Now imagine taking care of hundreds of cars, or even airplanes.
"No snow days. We're here 24/7. Planes come in, we service them," said ramp supervisor at Bangor International Airport, Mike McGrath.
It was business as usual at Bangor International Airport Wednesday.
In snowy weather, crews at the airport are in charge of making sure there are no air travel issues. Including the small crew whose main job is to fuel and deice any planes that need it.
Mike McGrath is the ramp supervisor. He says they're in preparation mode for a storm days in advance.
He says this storm wasn't much of a problem, but the other stuff can make it tricky.
"You get that freezing rain and stuff, that's a little more challenging to deice," said McGrath.
BIA now has four deicers that help them do their job more efficiently. Each one allows them to spray on two types of deicer.
"Type 1 clears the snow off the aircraft. I mean, they're spraying that on the plane at over 180°, so it's pretty hot stuff. The heat clears the plane and then it has a limited amount of holdover time or as far as snow accumulating on the plane, but if it's actively falling, they'll put the type 4 on it, and it will give them a longer holdover time," explained McGrath.
Others were hard at work in the storm Wednesday clearing the snow off the roads and a lot of cars.
At Darling's Used Vehicle Center in Bangor, they're in charge of hundreds of cars across four lots.

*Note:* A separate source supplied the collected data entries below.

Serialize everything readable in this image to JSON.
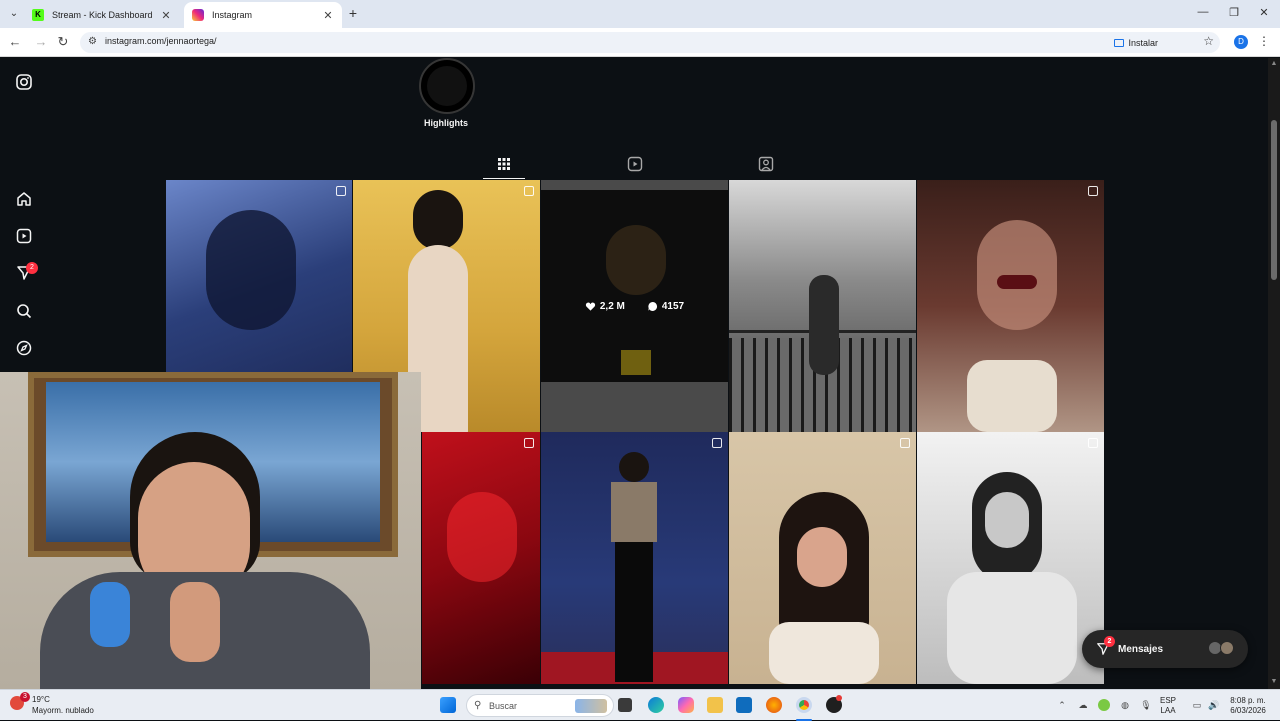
{
  "browser": {
    "tabs": [
      {
        "label": "Stream - Kick Dashboard",
        "icon": "kick-icon",
        "active": false
      },
      {
        "label": "Instagram",
        "icon": "instagram-icon",
        "active": true
      }
    ],
    "url": "instagram.com/jennaortega/",
    "install_label": "Instalar",
    "profile_initial": "D"
  },
  "instagram": {
    "notifications_badge": "2",
    "highlight_label": "Highlights",
    "hover_stats": {
      "likes": "2,2 M",
      "comments": "4157"
    },
    "messages_label": "Mensajes",
    "messages_badge": "2"
  },
  "taskbar": {
    "weather_temp": "19°C",
    "weather_desc": "Mayorm. nublado",
    "weather_badge": "3",
    "search_placeholder": "Buscar",
    "lang_top": "ESP",
    "lang_bottom": "LAA",
    "time": "8:08 p. m.",
    "date": "6/03/2026"
  },
  "colors": {
    "ig_background": "#0c1014",
    "badge_red": "#ff3040",
    "chrome_tabstrip": "#dfe6f1"
  }
}
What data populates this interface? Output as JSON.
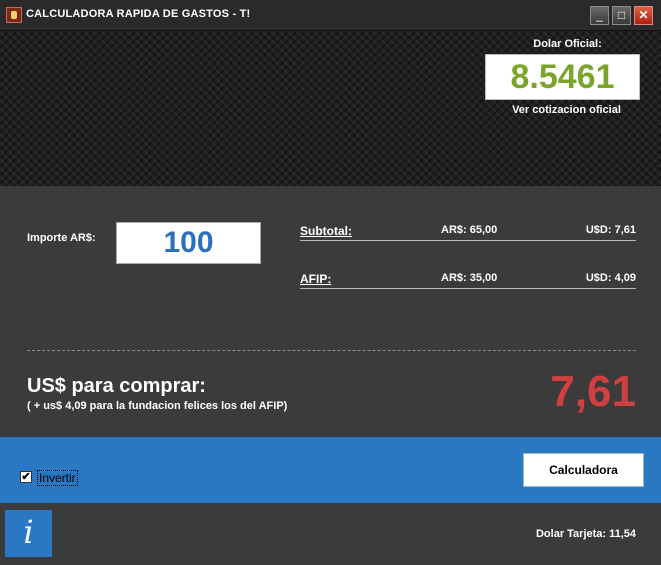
{
  "window": {
    "title": "CALCULADORA RAPIDA DE GASTOS - T!",
    "controls": {
      "minimize": "_",
      "maximize": "□",
      "close": "✕"
    }
  },
  "header": {
    "dolar_label": "Dolar Oficial:",
    "dolar_value": "8.5461",
    "link_text": "Ver cotizacion oficial",
    "value_color": "#7aa52a"
  },
  "importe": {
    "label": "Importe AR$:",
    "value": "100"
  },
  "rows": {
    "subtotal": {
      "label": "Subtotal:",
      "ars": "AR$: 65,00",
      "usd": "U$D: 7,61"
    },
    "afip": {
      "label": "AFIP:",
      "ars": "AR$: 35,00",
      "usd": "U$D: 4,09"
    }
  },
  "result": {
    "title": "US$ para comprar:",
    "subtitle": "( + us$ 4,09 para la fundacion felices los del AFIP)",
    "value": "7,61",
    "value_color": "#d04040"
  },
  "bar": {
    "invertir_label": "Invertir",
    "invertir_checked": true,
    "calc_button": "Calculadora",
    "color": "#2a77c4"
  },
  "footer": {
    "info_icon": "info-icon",
    "tarjeta_label": "Dolar Tarjeta:",
    "tarjeta_value": "11,54"
  }
}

That includes cars for sale and those in for service.
Crews say it sounds a lot easier than it actually is.
"We get the keys ready," said Jeremy Hodgdon of Darling's Used Vehicle Center in Bangor. "We plow. We broom the cars off. We move them and then we plow where all the cars were parked and put them all back, and then pick up all the keys."
They, too, watch the forecast in advance.
"We keep an eye on the weather pretty good, and usually the day before, we will get everything written down for our stock numbers so we don't have to dig them out and try and look them up," said Hodgdon.
While they do have specific people assigned to each machine, they let me get behind the wheel.
Put it this way, I think I'll stick to my day job.